Dans des traités récents, Halperin et Baker2 et Teutsch et Churchill13 résument les principes fondamentaux de la surveillance en santé publique. Cependant, la forme, le contenu et les principes de fonctionnement d'un système global de surveillance épidémiologique adapté au 21e siècle n'ont pas encore été décrits dans une publication.


Aperçu de la surveillance épidémiologique globale au 21e siècle

Dans une démarche exhaustive et systématique de surveillance, toutes les associations de même force devraient avoir la même probabilité d'être détectées. Les chercheurs et les responsables de la santé publique du 21e siècle devraient, par conséquent, s'employer non pas à mener des recherches de courte durée sur des échantillons et reposant sur des hypothèses, mais à recueillir en continu des données sur l'ensemble d'une population. Il faudrait que des données utiles et importantes sur les indicateurs de santé, de risques et d'interventions soient recueillies en permanence, d'une manière systématique et exacte. (Bon nombre des bases de données actuelles basées sur une population sont mises à jour régulièrement, mais elles ne sont ni systématiques ni exactes.) L'analyse systématique de ces bases de données pourrait permettre aux chercheurs de surveiller les tendances en matière de santé, de risques et d'interventions dans la communauté, de cerner les risques émergents pour la santé (détection précoce), ainsi que d'élaborer et d'évaluer des programmes de prévention et de contrôle des maladies reposant sur des données probantes (élaboration de programmes).

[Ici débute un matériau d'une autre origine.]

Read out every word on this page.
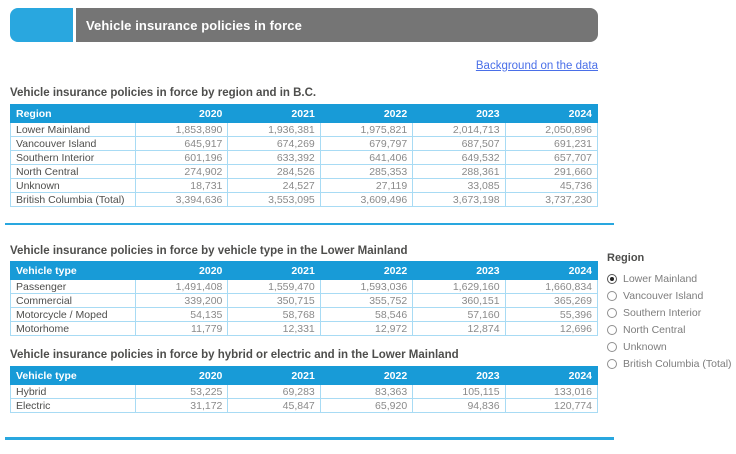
Vehicle insurance policies in force
Background on the data
Vehicle insurance policies in force by region and in B.C.
Region	2020	2021	2022	2023	2024
Lower Mainland	1,853,890	1,936,381	1,975,821	2,014,713	2,050,896
Vancouver Island	645,917	674,269	679,797	687,507	691,231
Southern Interior	601,196	633,392	641,406	649,532	657,707
North Central	274,902	284,526	285,353	288,361	291,660
Unknown	18,731	24,527	27,119	33,085	45,736
British Columbia (Total)	3,394,636	3,553,095	3,609,496	3,673,198	3,737,230
Vehicle insurance policies in force by vehicle type in the Lower Mainland
Vehicle type	2020	2021	2022	2023	2024
Passenger	1,491,408	1,559,470	1,593,036	1,629,160	1,660,834
Commercial	339,200	350,715	355,752	360,151	365,269
Motorcycle / Moped	54,135	58,768	58,546	57,160	55,396
Motorhome	11,779	12,331	12,972	12,874	12,696
Vehicle insurance policies in force by hybrid or electric and in the Lower Mainland
Vehicle type	2020	2021	2022	2023	2024
Hybrid	53,225	69,283	83,363	105,115	133,016
Electric	31,172	45,847	65,920	94,836	120,774
Region
Lower Mainland
Vancouver Island
Southern Interior
North Central
Unknown
British Columbia (Total)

Pour concevoir un système global de détection précoce et d'élaboration de programmes fondé sur la surveillance, il faut répondre aux trois questions suivantes.


1. Quels indicateurs doit-on inclure dans le système de surveillance?

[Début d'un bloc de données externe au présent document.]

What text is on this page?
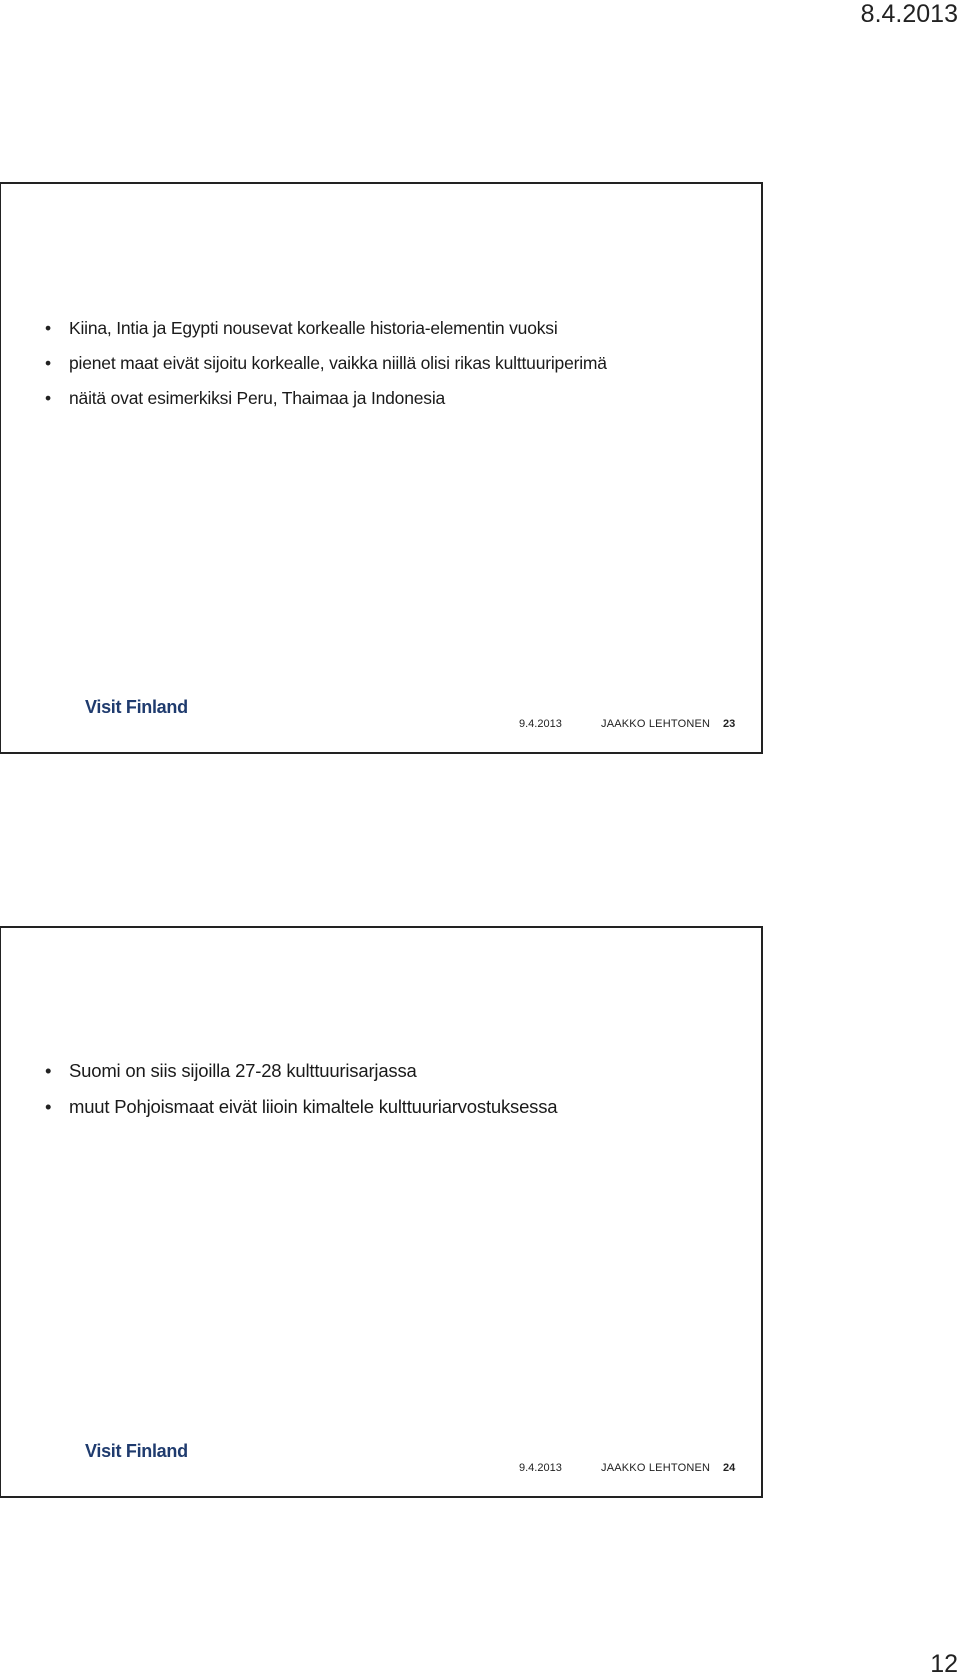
8.4.2013
• Kiina, Intia ja Egypti nousevat korkealle historia-elementin vuoksi
• pienet maat eivät sijoitu korkealle, vaikka niillä olisi rikas kulttuuriperimä
• näitä ovat esimerkiksi Peru, Thaimaa ja Indonesia
Visit Finland
9.4.2013	JAAKKO LEHTONEN 23
• Suomi on siis sijoilla 27-28 kulttuurisarjassa
• muut Pohjoismaat eivät liioin kimaltele kulttuuriarvostuksessa
Visit Finland
9.4.2013	JAAKKO LEHTONEN 24
12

Le Groupe de travail national sur l'information en matière de santé a défini en 1991 un cadre conceptuel relatif à l'information en matière de santé, le Modèle structurel21 (figure 1). Le Modèle présente l'information selon trois grands domaines : les caractéristiques individuelles, le milieu extérieur et les interventions agissant sur la santé - qui sont subdivisés en plusieurs catégories. Il vise à intégrer dans une structure les sous-ensembles de données quantitatives et à permettre l'élaboration de prévisions et la modélisation de politiques. Il pourrait alors servir de modèle pour la sélection des indicateurs compris dans un système de surveillance global.


FIGURE 1

Un modèle structurel pour
l'information sur la santé

FIGURE 1
Source: Adapté à partir de la référence no 21


   

Le Modèle structurel pour l'information sur la santé est cependant trop ambitieux. Dans sa version actuelle, il compte 44 catégories de caractéristiques individuelles, 93 pour le milieu extérieur et 59 pour les interventions agissant sur la santé, soit 196 catégories en tout. La plupart d'entre elles sont décrites en termes généraux (p. ex., «air» ou «soutien social») et ne sont pas définies précisément dans ce contexte. Ainsi, le Modèle structurel comporterait un trop grand nombre de variables pour qu'on puisse l'utiliser dans la pratique.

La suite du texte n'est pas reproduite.